The implications of the ubiquity of people’s online virtual identities, and their ready discoverability, is already recognized as a major problem in the witness protection program. It used to be if some mobster testified against his crew, you could give him a new name and social security number and drop him in Hawaii or North Dakota, and that was the end of it. Now, however, people are expected to have these “data trails” that cover their entire life: credit histories, social media accounts, photos, cell phone activities, and so on. Anyone who is, say, 35 and doesn’t have these things stands our like a digital sore thumb. But how are you supposed to create a “past” for this new identity? Major issue. Similar problems apply to creating fake identities for potential undercover operatives, whether domestic or international.

People in witness protection are an extreme case. The everyday corrolary is that when everyone is on Facebook, not being on it begins to seem suspicious. A perfectly upstanding person who merely wants to protect their privacy might avoid social networks with the best of intentions. Then one day they'll meet someone in a bar or at the airport, and exchange phone numbers in hopes of meeting up for a future date. "Or just friend me on Facebook." "Oh, I'm not online." "Really? Nowhere? Why?" "Oh, I just like to guard my privacy." Tell me part of you wouldn't wonder (if you were from a generation and socio-economic subculture where Facebook is as common as it is for these hypothetical people) if something was amiss. The choice to abstain from social networks is nevertheless there. But it grows ever more budernsome as ever fewer people exercise it.

– And perhaps costly. When last in New York City, I wandered into a bar in the Weswt Village that encouraged patrons to check in on Foursquare upon entering. We're not far from the day when discounts are given to people who interact with a brick and mortar business by finding it on Yelp or recommending it on Twitter. The Internet economy is increasingly driven by selling our privacy to middle men who pass it along to marketers.

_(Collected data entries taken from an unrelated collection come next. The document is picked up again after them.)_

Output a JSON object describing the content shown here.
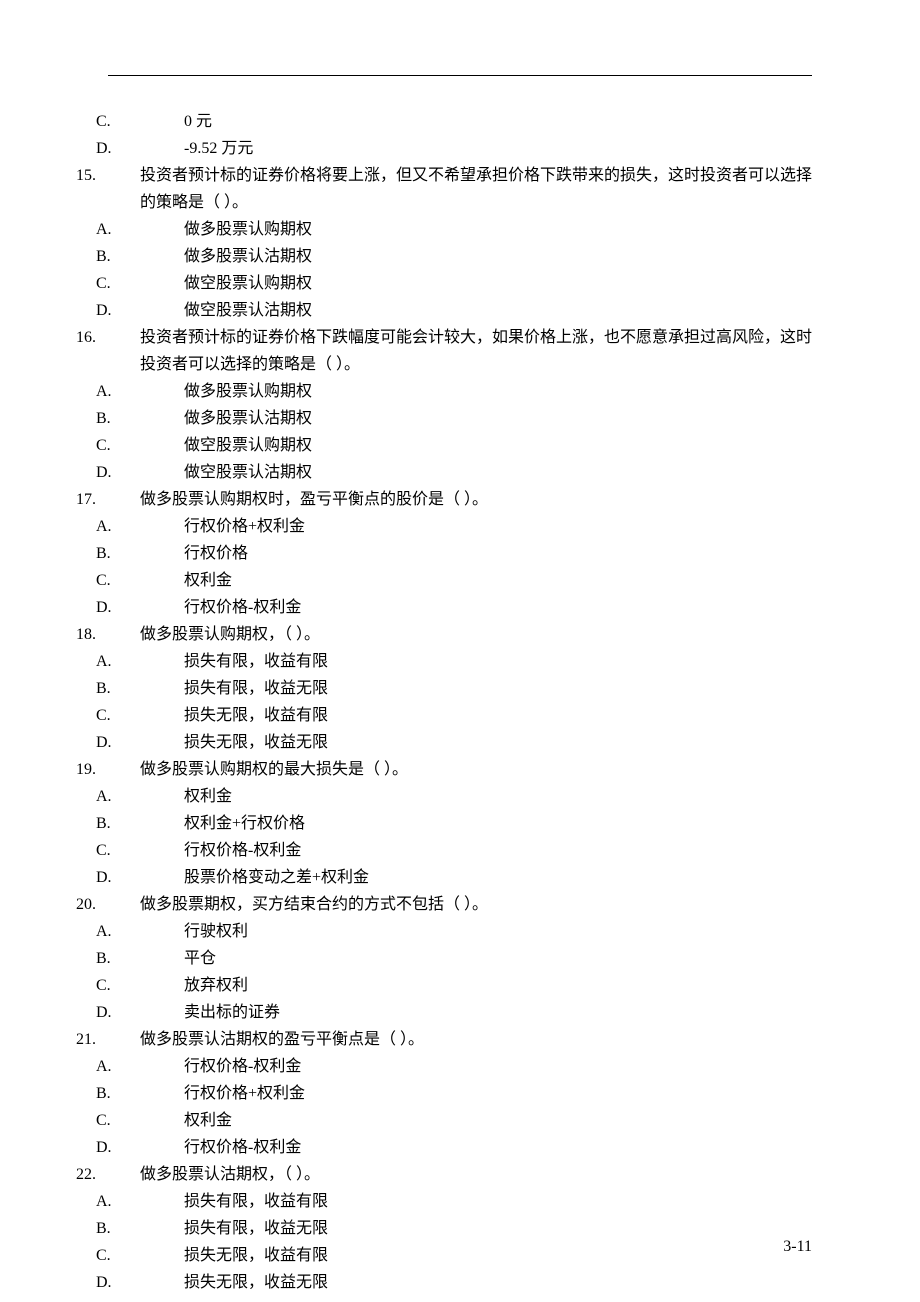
{
  "leading_options": [
    {
      "marker": "C.",
      "text": "0 元"
    },
    {
      "marker": "D.",
      "text": "-9.52 万元"
    }
  ],
  "questions": [
    {
      "num": "15.",
      "stem": "投资者预计标的证券价格将要上涨，但又不希望承担价格下跌带来的损失，这时投资者可以选择的策略是（ ）。",
      "options": [
        {
          "marker": "A.",
          "text": "做多股票认购期权"
        },
        {
          "marker": "B.",
          "text": "做多股票认沽期权"
        },
        {
          "marker": "C.",
          "text": "做空股票认购期权"
        },
        {
          "marker": "D.",
          "text": "做空股票认沽期权"
        }
      ]
    },
    {
      "num": "16.",
      "stem": "投资者预计标的证券价格下跌幅度可能会计较大，如果价格上涨，也不愿意承担过高风险，这时投资者可以选择的策略是（ ）。",
      "options": [
        {
          "marker": "A.",
          "text": "做多股票认购期权"
        },
        {
          "marker": "B.",
          "text": "做多股票认沽期权"
        },
        {
          "marker": "C.",
          "text": "做空股票认购期权"
        },
        {
          "marker": "D.",
          "text": "做空股票认沽期权"
        }
      ]
    },
    {
      "num": "17.",
      "stem": "做多股票认购期权时，盈亏平衡点的股价是（ ）。",
      "options": [
        {
          "marker": "A.",
          "text": "行权价格+权利金"
        },
        {
          "marker": "B.",
          "text": "行权价格"
        },
        {
          "marker": "C.",
          "text": "权利金"
        },
        {
          "marker": "D.",
          "text": "行权价格-权利金"
        }
      ]
    },
    {
      "num": "18.",
      "stem": "做多股票认购期权，（ ）。",
      "options": [
        {
          "marker": "A.",
          "text": "损失有限，收益有限"
        },
        {
          "marker": "B.",
          "text": "损失有限，收益无限"
        },
        {
          "marker": "C.",
          "text": "损失无限，收益有限"
        },
        {
          "marker": "D.",
          "text": "损失无限，收益无限"
        }
      ]
    },
    {
      "num": "19.",
      "stem": "做多股票认购期权的最大损失是（ ）。",
      "options": [
        {
          "marker": "A.",
          "text": "权利金"
        },
        {
          "marker": "B.",
          "text": "权利金+行权价格"
        },
        {
          "marker": "C.",
          "text": "行权价格-权利金"
        },
        {
          "marker": "D.",
          "text": "股票价格变动之差+权利金"
        }
      ]
    },
    {
      "num": "20.",
      "stem": "做多股票期权，买方结束合约的方式不包括（ ）。",
      "options": [
        {
          "marker": "A.",
          "text": "行驶权利"
        },
        {
          "marker": "B.",
          "text": "平仓"
        },
        {
          "marker": "C.",
          "text": "放弃权利"
        },
        {
          "marker": "D.",
          "text": "卖出标的证券"
        }
      ]
    },
    {
      "num": "21.",
      "stem": "做多股票认沽期权的盈亏平衡点是（ ）。",
      "options": [
        {
          "marker": "A.",
          "text": "行权价格-权利金"
        },
        {
          "marker": "B.",
          "text": "行权价格+权利金"
        },
        {
          "marker": "C.",
          "text": "权利金"
        },
        {
          "marker": "D.",
          "text": "行权价格-权利金"
        }
      ]
    },
    {
      "num": "22.",
      "stem": "做多股票认沽期权，（ ）。",
      "options": [
        {
          "marker": "A.",
          "text": "损失有限，收益有限"
        },
        {
          "marker": "B.",
          "text": "损失有限，收益无限"
        },
        {
          "marker": "C.",
          "text": "损失无限，收益有限"
        },
        {
          "marker": "D.",
          "text": "损失无限，收益无限"
        }
      ]
    }
  ],
  "page_number": "3-11"
}
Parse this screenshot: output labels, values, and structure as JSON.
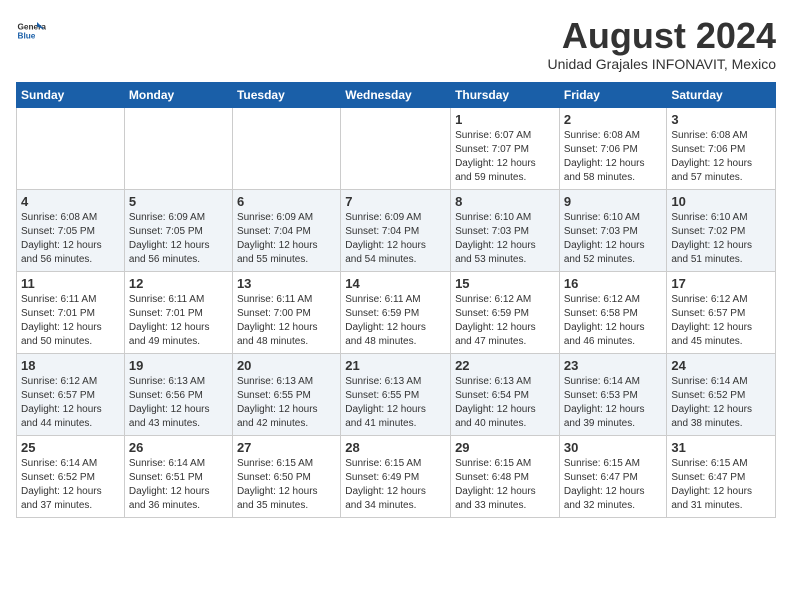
{
  "header": {
    "logo_line1": "General",
    "logo_line2": "Blue",
    "month_year": "August 2024",
    "location": "Unidad Grajales INFONAVIT, Mexico"
  },
  "weekdays": [
    "Sunday",
    "Monday",
    "Tuesday",
    "Wednesday",
    "Thursday",
    "Friday",
    "Saturday"
  ],
  "weeks": [
    [
      {
        "day": "",
        "info": ""
      },
      {
        "day": "",
        "info": ""
      },
      {
        "day": "",
        "info": ""
      },
      {
        "day": "",
        "info": ""
      },
      {
        "day": "1",
        "info": "Sunrise: 6:07 AM\nSunset: 7:07 PM\nDaylight: 12 hours\nand 59 minutes."
      },
      {
        "day": "2",
        "info": "Sunrise: 6:08 AM\nSunset: 7:06 PM\nDaylight: 12 hours\nand 58 minutes."
      },
      {
        "day": "3",
        "info": "Sunrise: 6:08 AM\nSunset: 7:06 PM\nDaylight: 12 hours\nand 57 minutes."
      }
    ],
    [
      {
        "day": "4",
        "info": "Sunrise: 6:08 AM\nSunset: 7:05 PM\nDaylight: 12 hours\nand 56 minutes."
      },
      {
        "day": "5",
        "info": "Sunrise: 6:09 AM\nSunset: 7:05 PM\nDaylight: 12 hours\nand 56 minutes."
      },
      {
        "day": "6",
        "info": "Sunrise: 6:09 AM\nSunset: 7:04 PM\nDaylight: 12 hours\nand 55 minutes."
      },
      {
        "day": "7",
        "info": "Sunrise: 6:09 AM\nSunset: 7:04 PM\nDaylight: 12 hours\nand 54 minutes."
      },
      {
        "day": "8",
        "info": "Sunrise: 6:10 AM\nSunset: 7:03 PM\nDaylight: 12 hours\nand 53 minutes."
      },
      {
        "day": "9",
        "info": "Sunrise: 6:10 AM\nSunset: 7:03 PM\nDaylight: 12 hours\nand 52 minutes."
      },
      {
        "day": "10",
        "info": "Sunrise: 6:10 AM\nSunset: 7:02 PM\nDaylight: 12 hours\nand 51 minutes."
      }
    ],
    [
      {
        "day": "11",
        "info": "Sunrise: 6:11 AM\nSunset: 7:01 PM\nDaylight: 12 hours\nand 50 minutes."
      },
      {
        "day": "12",
        "info": "Sunrise: 6:11 AM\nSunset: 7:01 PM\nDaylight: 12 hours\nand 49 minutes."
      },
      {
        "day": "13",
        "info": "Sunrise: 6:11 AM\nSunset: 7:00 PM\nDaylight: 12 hours\nand 48 minutes."
      },
      {
        "day": "14",
        "info": "Sunrise: 6:11 AM\nSunset: 6:59 PM\nDaylight: 12 hours\nand 48 minutes."
      },
      {
        "day": "15",
        "info": "Sunrise: 6:12 AM\nSunset: 6:59 PM\nDaylight: 12 hours\nand 47 minutes."
      },
      {
        "day": "16",
        "info": "Sunrise: 6:12 AM\nSunset: 6:58 PM\nDaylight: 12 hours\nand 46 minutes."
      },
      {
        "day": "17",
        "info": "Sunrise: 6:12 AM\nSunset: 6:57 PM\nDaylight: 12 hours\nand 45 minutes."
      }
    ],
    [
      {
        "day": "18",
        "info": "Sunrise: 6:12 AM\nSunset: 6:57 PM\nDaylight: 12 hours\nand 44 minutes."
      },
      {
        "day": "19",
        "info": "Sunrise: 6:13 AM\nSunset: 6:56 PM\nDaylight: 12 hours\nand 43 minutes."
      },
      {
        "day": "20",
        "info": "Sunrise: 6:13 AM\nSunset: 6:55 PM\nDaylight: 12 hours\nand 42 minutes."
      },
      {
        "day": "21",
        "info": "Sunrise: 6:13 AM\nSunset: 6:55 PM\nDaylight: 12 hours\nand 41 minutes."
      },
      {
        "day": "22",
        "info": "Sunrise: 6:13 AM\nSunset: 6:54 PM\nDaylight: 12 hours\nand 40 minutes."
      },
      {
        "day": "23",
        "info": "Sunrise: 6:14 AM\nSunset: 6:53 PM\nDaylight: 12 hours\nand 39 minutes."
      },
      {
        "day": "24",
        "info": "Sunrise: 6:14 AM\nSunset: 6:52 PM\nDaylight: 12 hours\nand 38 minutes."
      }
    ],
    [
      {
        "day": "25",
        "info": "Sunrise: 6:14 AM\nSunset: 6:52 PM\nDaylight: 12 hours\nand 37 minutes."
      },
      {
        "day": "26",
        "info": "Sunrise: 6:14 AM\nSunset: 6:51 PM\nDaylight: 12 hours\nand 36 minutes."
      },
      {
        "day": "27",
        "info": "Sunrise: 6:15 AM\nSunset: 6:50 PM\nDaylight: 12 hours\nand 35 minutes."
      },
      {
        "day": "28",
        "info": "Sunrise: 6:15 AM\nSunset: 6:49 PM\nDaylight: 12 hours\nand 34 minutes."
      },
      {
        "day": "29",
        "info": "Sunrise: 6:15 AM\nSunset: 6:48 PM\nDaylight: 12 hours\nand 33 minutes."
      },
      {
        "day": "30",
        "info": "Sunrise: 6:15 AM\nSunset: 6:47 PM\nDaylight: 12 hours\nand 32 minutes."
      },
      {
        "day": "31",
        "info": "Sunrise: 6:15 AM\nSunset: 6:47 PM\nDaylight: 12 hours\nand 31 minutes."
      }
    ]
  ]
}
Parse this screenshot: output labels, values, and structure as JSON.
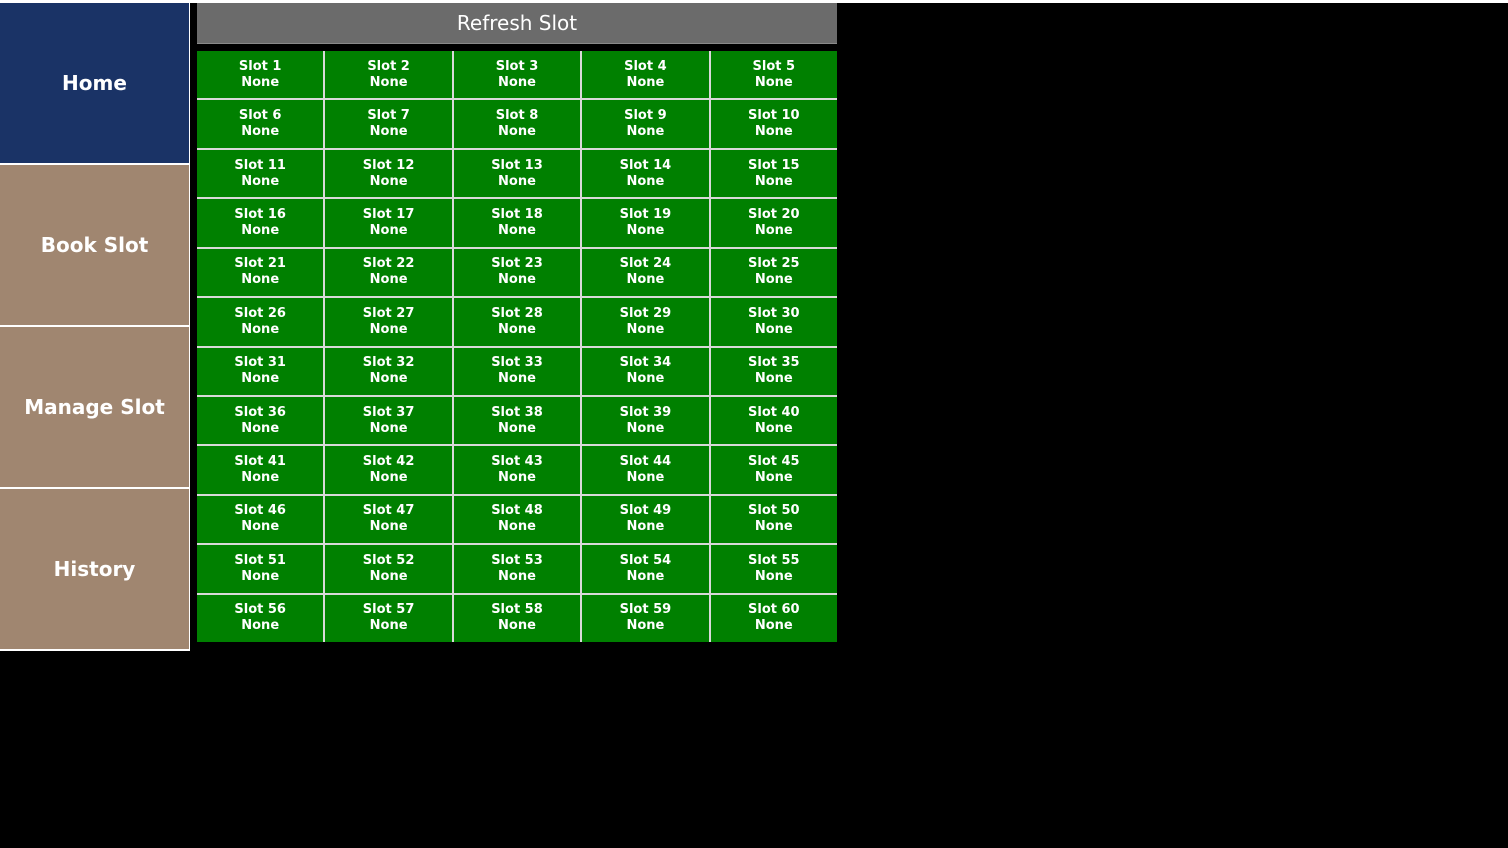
{
  "colors": {
    "home_bg": "#1a3366",
    "nav_bg": "#a08670",
    "refresh_bg": "#6b6b6b",
    "slot_bg": "#008000",
    "page_bg": "#000000"
  },
  "sidebar": {
    "items": [
      {
        "label": "Home",
        "active": true
      },
      {
        "label": "Book Slot",
        "active": false
      },
      {
        "label": "Manage Slot",
        "active": false
      },
      {
        "label": "History",
        "active": false
      }
    ]
  },
  "toolbar": {
    "refresh_label": "Refresh Slot"
  },
  "slots": [
    {
      "name": "Slot 1",
      "status": "None"
    },
    {
      "name": "Slot 2",
      "status": "None"
    },
    {
      "name": "Slot 3",
      "status": "None"
    },
    {
      "name": "Slot 4",
      "status": "None"
    },
    {
      "name": "Slot 5",
      "status": "None"
    },
    {
      "name": "Slot 6",
      "status": "None"
    },
    {
      "name": "Slot 7",
      "status": "None"
    },
    {
      "name": "Slot 8",
      "status": "None"
    },
    {
      "name": "Slot 9",
      "status": "None"
    },
    {
      "name": "Slot 10",
      "status": "None"
    },
    {
      "name": "Slot 11",
      "status": "None"
    },
    {
      "name": "Slot 12",
      "status": "None"
    },
    {
      "name": "Slot 13",
      "status": "None"
    },
    {
      "name": "Slot 14",
      "status": "None"
    },
    {
      "name": "Slot 15",
      "status": "None"
    },
    {
      "name": "Slot 16",
      "status": "None"
    },
    {
      "name": "Slot 17",
      "status": "None"
    },
    {
      "name": "Slot 18",
      "status": "None"
    },
    {
      "name": "Slot 19",
      "status": "None"
    },
    {
      "name": "Slot 20",
      "status": "None"
    },
    {
      "name": "Slot 21",
      "status": "None"
    },
    {
      "name": "Slot 22",
      "status": "None"
    },
    {
      "name": "Slot 23",
      "status": "None"
    },
    {
      "name": "Slot 24",
      "status": "None"
    },
    {
      "name": "Slot 25",
      "status": "None"
    },
    {
      "name": "Slot 26",
      "status": "None"
    },
    {
      "name": "Slot 27",
      "status": "None"
    },
    {
      "name": "Slot 28",
      "status": "None"
    },
    {
      "name": "Slot 29",
      "status": "None"
    },
    {
      "name": "Slot 30",
      "status": "None"
    },
    {
      "name": "Slot 31",
      "status": "None"
    },
    {
      "name": "Slot 32",
      "status": "None"
    },
    {
      "name": "Slot 33",
      "status": "None"
    },
    {
      "name": "Slot 34",
      "status": "None"
    },
    {
      "name": "Slot 35",
      "status": "None"
    },
    {
      "name": "Slot 36",
      "status": "None"
    },
    {
      "name": "Slot 37",
      "status": "None"
    },
    {
      "name": "Slot 38",
      "status": "None"
    },
    {
      "name": "Slot 39",
      "status": "None"
    },
    {
      "name": "Slot 40",
      "status": "None"
    },
    {
      "name": "Slot 41",
      "status": "None"
    },
    {
      "name": "Slot 42",
      "status": "None"
    },
    {
      "name": "Slot 43",
      "status": "None"
    },
    {
      "name": "Slot 44",
      "status": "None"
    },
    {
      "name": "Slot 45",
      "status": "None"
    },
    {
      "name": "Slot 46",
      "status": "None"
    },
    {
      "name": "Slot 47",
      "status": "None"
    },
    {
      "name": "Slot 48",
      "status": "None"
    },
    {
      "name": "Slot 49",
      "status": "None"
    },
    {
      "name": "Slot 50",
      "status": "None"
    },
    {
      "name": "Slot 51",
      "status": "None"
    },
    {
      "name": "Slot 52",
      "status": "None"
    },
    {
      "name": "Slot 53",
      "status": "None"
    },
    {
      "name": "Slot 54",
      "status": "None"
    },
    {
      "name": "Slot 55",
      "status": "None"
    },
    {
      "name": "Slot 56",
      "status": "None"
    },
    {
      "name": "Slot 57",
      "status": "None"
    },
    {
      "name": "Slot 58",
      "status": "None"
    },
    {
      "name": "Slot 59",
      "status": "None"
    },
    {
      "name": "Slot 60",
      "status": "None"
    }
  ]
}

– Finally, facial recognition seems like the real game-changer. Imagine a New York City politician who wants to run against a war or the construction of a mosque at Ground Zero or some other event that brought people out into the streets to protest. She gathers up a bunch of news photographs and cell phone images posted to Flickr. It's run through software that matches it with other tagged and untagged photos online. The identities of various attendees are determined with a reasonably degree of accuracy. And they're targeted for campaign advertisements, or solicited for donations. (Obviously, darker scenarios can be conjured too – although who needs Big Brother when people check in on Foursquare upon arriving at a riot!)